For its first two acts, + 1 makes the most of its budgetary limitations (the sparse but competent visual effects were coordinated by David Fletcher) and builds up excellent tension as David and his friends try to prevent the party from descending into chaos and savage violence, even though that’s where things seem to be heading. I was hoping Iliadis and Gullo would craft a more challenging and audacious conclusion to their film. With that in mind, I should really stop putting so much stock in hope. The seeds were planted for an ending that would truly dazzle the intellect. Instead, what we are left with is another outbreak of bloodletting and brutality. Far be from me to condemn the use of violence in cinema, but is this really the only logical finale the filmmakers could come up with? It just seems to me that a daring storyteller would not shy from approaching the material with an open mind and a willingness to explore the many fascinating aspects of the plot. The production may have been limited on funding, but nothing can limit the imagination (unless there wasn’t much imagination to work with in the first place).

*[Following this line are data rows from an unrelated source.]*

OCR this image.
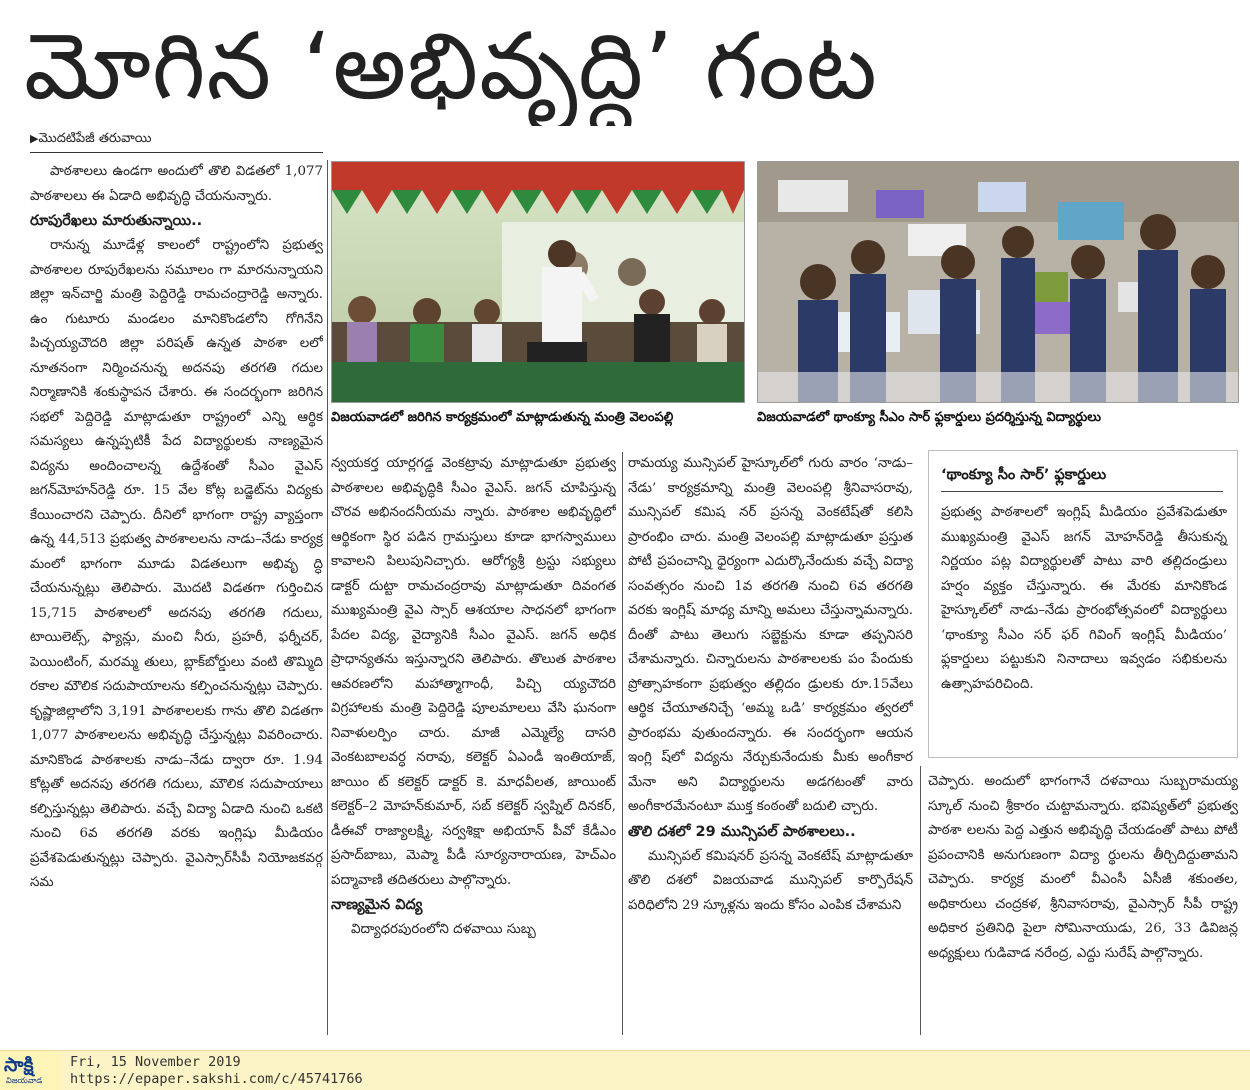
మోగిన ‘అభివృద్ధి’ గంట
▶మొదటిపేజీ తరువాయి

పాఠశాలలు ఉండగా అందులో తొలి విడతలో 1,077 పాఠశాలలు ఈ ఏడాది అభివృద్ధి చేయనున్నారు.

రూపురేఖలు మారుతున్నాయి..

రానున్న మూడేళ్ల కాలంలో రాష్ట్రంలోని ప్రభుత్వ పాఠశాలల రూపురేఖలను సమూలం గా మారనున్నాయని జిల్లా ఇన్‌చార్జి మంత్రి పెద్దిరెడ్డి రామచంద్రారెడ్డి అన్నారు. ఉం గుటూరు మండలం మానికొండలోని గోగినేని పిచ్చయ్యచౌదరి జిల్లా పరిషత్ ఉన్నత పాఠశా లలో నూతనంగా నిర్మించనున్న అదనపు తరగతి గదుల నిర్మాణానికి శంకుస్థాపన చేశారు. ఈ సందర్భంగా జరిగిన సభలో పెద్దిరెడ్డి మాట్లాడుతూ రాష్ట్రంలో ఎన్ని ఆర్థిక సమస్యలు ఉన్నప్పటికీ పేద విద్యార్థులకు నాణ్యమైన విద్యను అందించాలన్న ఉద్దేశంతో సీఎం వైఎస్ జగన్‌మోహన్‌రెడ్డి రూ. 15 వేల కోట్ల బడ్జెట్‌ను విద్యకు కేయించారని చెప్పారు. దీనిలో భాగంగా రాష్ట్ర వ్యాప్తంగా ఉన్న 44,513 ప్రభుత్వ పాఠశాలలను నాడు–నేడు కార్యక్ర మంలో భాగంగా మూడు విడతలుగా అభివృ ద్ధి చేయనున్నట్లు తెలిపారు. మొదటి విడతగా గుర్తించిన 15,715 పాఠశాలలో అదనపు తరగతి గదులు, టాయిలెట్స్, ఫ్యాన్లు, మంచి నీరు, ప్రహరీ, ఫర్నీచర్, పెయింటింగ్, మరమ్మ తులు, బ్లాక్‌బోర్డులు వంటి తొమ్మిది రకాల మౌలిక సదుపాయాలను కల్పించనున్నట్లు చెప్పారు. కృష్ణాజిల్లాలోని 3,191 పాఠశాలలకు గాను తొలి విడతగా 1,077 పాఠశాలలను అభివృద్ధి చేస్తున్నట్లు వివరించారు. మానికొండ పాఠశాలకు నాడు–నేడు ద్వారా రూ. 1.94 కోట్లతో అదనపు తరగతి గదులు, మౌలిక సదుపాయాలు కల్పిస్తున్నట్లు తెలిపారు. వచ్చే విద్యా ఏడాది నుంచి ఒకటి నుంచి 6వ తరగతి వరకు ఇంగ్లిషు మీడియం ప్రవేశపెడుతున్నట్లు చెప్పారు. వైఎస్సార్‌సీపీ నియోజకవర్గ సమ

విజయవాడలో జరిగిన కార్యక్రమంలో మాట్లాడుతున్న మంత్రి వెలంపల్లి	విజయవాడలో థాంక్యూ సీఎం సార్ ఫ్లకార్డులు ప్రదర్శిస్తున్న విద్యార్థులు

న్వయకర్త యార్లగడ్డ వెంకట్రావు మాట్లాడుతూ ప్రభుత్వ పాఠశాలల అభివృద్ధికి సీఎం వైఎస్. జగన్ చూపిస్తున్న చొరవ అభినందనీయమ న్నారు. పాఠశాల అభివృద్ధిలో ఆర్థికంగా స్థిర పడిన గ్రామస్తులు కూడా భాగస్వాములు కావాలని పిలుపునిచ్చారు. ఆరోగ్యశ్రీ ట్రస్టు సభ్యులు డాక్టర్ దుట్టా రామచంద్రరావు మాట్లాడుతూ దివంగత ముఖ్యమంత్రి వైఎ స్సార్ ఆశయాల సాధనలో భాగంగా పేదల విద్య, వైద్యానికి సీఎం వైఎస్. జగన్ అధిక ప్రాధాన్యతను ఇస్తున్నారని తెలిపారు. తొలుత పాఠశాల ఆవరణలోని మహాత్మాగాంధీ, పిచ్చి య్యచౌదరి విగ్రహాలకు మంత్రి పెద్దిరెడ్డి పూలమాలలు వేసి ఘనంగా నివాళులర్పిం చారు. మాజీ ఎమ్మెల్యే దాసరి వెంకటబాలవర్ధ నరావు, కలెక్టర్ ఏఎండీ ఇంతియాజ్, జాయిం ట్ కలెక్టర్ డాక్టర్ కె. మాధవీలత, జాయింట్ కలెక్టర్–2 మోహన్‌కుమార్, సబ్ కలెక్టర్ స్వప్నిల్ దినకర్, డీఈవో రాజ్యాలక్ష్మి, సర్వశిక్షా అభియాన్ పీవో కేడీఎం ప్రసాద్‌బాబు, మెప్మా పీడీ సూర్యనారాయణ, హెచ్‌ఎం పద్మావాణి తదితరులు పాల్గొన్నారు.

నాణ్యమైన విద్య

విద్యాధరపురంలోని దళవాయి సుబ్బ

రామయ్య మున్సిపల్ హైస్కూల్‌లో గురు వారం ‘నాడు–నేడు’ కార్యక్రమాన్ని మంత్రి వెలంపల్లి శ్రీనివాసరావు, మున్సిపల్ కమిష నర్ ప్రసన్న వెంకటేష్‌తో కలిసి ప్రారంభిం చారు. మంత్రి వెలంపల్లి మాట్లాడుతూ ప్రస్తుత పోటీ ప్రపంచాన్ని ధైర్యంగా ఎదుర్కొనేందుకు వచ్చే విద్యా సంవత్సరం నుంచి 1వ తరగతి నుంచి 6వ తరగతి వరకు ఇంగ్లిష్ మాధ్య మాన్ని అమలు చేస్తున్నామన్నారు. దీంతో పాటు తెలుగు సబ్జెక్టును కూడా తప్పనిసరి చేశామన్నారు. చిన్నారులను పాఠశాలలకు పం పేందుకు ప్రోత్సాహకంగా ప్రభుత్వం తల్లిదం డ్రులకు రూ.15వేలు ఆర్థిక చేయూతనిచ్చే ‘అమ్మ ఒడి’ కార్యక్రమం త్వరలో ప్రారంభమ వుతుందన్నారు. ఈ సందర్భంగా ఆయన ఇంగ్లి ష్‌లో విద్యను నేర్చుకునేందుకు మీకు అంగీకార మేనా అని విద్యార్థులను అడగటంతో వారు అంగీకారమేనంటూ ముక్త కంఠంతో బదులి చ్చారు.

తొలి దశలో 29 మున్సిపల్ పాఠశాలలు..

మున్సిపల్ కమిషనర్ ప్రసన్న వెంకటేష్ మాట్లాడుతూ తొలి దశలో విజయవాడ మున్సిపల్ కార్పొరేషన్ పరిధిలోని 29 స్కూళ్లను ఇందు కోసం ఎంపిక చేశామని

‘థాంక్యూ సీం సార్’ ఫ్లకార్డులు
ప్రభుత్వ పాఠశాలలో ఇంగ్లిష్ మీడియం ప్రవేశపెడుతూ ముఖ్యమంత్రి వైఎస్ జగన్ మోహన్‌రెడ్డి తీసుకున్న నిర్ణయం పట్ల విద్యార్థులతో పాటు వారి తల్లిదండ్రులు హర్షం వ్యక్తం చేస్తున్నారు. ఈ మేరకు మానికొండ హైస్కూల్‌లో నాడు–నేడు ప్రారంభోత్సవంలో విద్యార్థులు ‘థాంక్యూ సీఎం సర్ ఫర్ గివింగ్ ఇంగ్లిష్ మీడియం’ ఫ్లకార్డులు పట్టుకుని నినాదాలు ఇవ్వడం సభికులను ఉత్సాహపరిచింది.

చెప్పారు. అందులో భాగంగానే దళవాయి సుబ్బరామయ్య స్కూల్ నుంచి శ్రీకారం చుట్టామన్నారు. భవిష్యత్‌లో ప్రభుత్వ పాఠశా లలను పెద్ద ఎత్తున అభివృద్ధి చేయడంతో పాటు పోటీ ప్రపంచానికి అనుగుణంగా విద్యా ర్థులను తీర్చిదిద్దుతామని చెప్పారు. కార్యక్ర మంలో వీఎంసీ ఏసీజీ శకుంతల, అధికారులు చంద్రకళ, శ్రీనివాసరావు, వైఎస్సార్ సీపీ రాష్ట్ర అధికార ప్రతినిధి పైలా సోమినాయుడు, 26, 33 డివిజన్ల అధ్యక్షులు గుడివాడ నరేంద్ర, ఎద్దు సురేష్ పాల్గొన్నారు.

సాక్షి
విజయవాడ
Fri, 15 November 2019
https://epaper.sakshi.com/c/45741766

The acting is mostly solid. Rhys Wakefield makes for a capable male lead whose behavior throughout the movie reveals some interesting layers to his character’s personality, but Ashley Hinshaw doesn’t get much to do as Jill once the party starts except become verbally cruel and even nasty towards David. To be fair, the idiot kinda deserves the treatment. Logan Miller is an amusing trip as the best friend and reluctant sidekick to Wakefield; always quick with a witty put-down and increasingly concerned about preventing the other guests at the party from coming to any harm, Teddy is the true hero of the story. He even gets to have some mind-blowing sex before the trouble starts.
Speaking of the sex, Natalie Hall spends a good chunk of the second act in various states of undress (all photographed stunningly by cinematographer Mihai Malaimare Jr., who also shot last year’s brilliant drama The Master for Paul Thomas Anderson as well as serving as the D.P. on Francis Ford Coppola’s last three features), but when she’s not in the nude and rutting with Miller’s character, she makes the most of the vaguely-defined role she was given. I found the most sympathy in Suzanne Dengel’s haunted social outcast Alison, and the scenes she shares with her clone are the most dramatically compelling thanks to the actress working opposite her own identical twin sister Colleen. The moment of touching intimacy they share leads to the sweetest outcome for any character in + 1.
Nathan Larson, who previously composed music for films like High Art and Velvet Goldmine with his band Shudder to Think and Our Idiot Brother and Margin Call as a solo artist, contributes to + 1 an evocative and melodic music score that reminded me at times of the early 1980s film work of Howard Shore and Pino Donaggio. The cinematography by the aforementioned Malaimare gets progressively darker as the story moves towards its intense conclusion and brings every sparkling detail of the epic party into vibrant being.
Despite its flaws, + 1 is an original and often unpredictable film with much to offer its audience if they are willing to really give its layered, nuanced narrative some actual thought.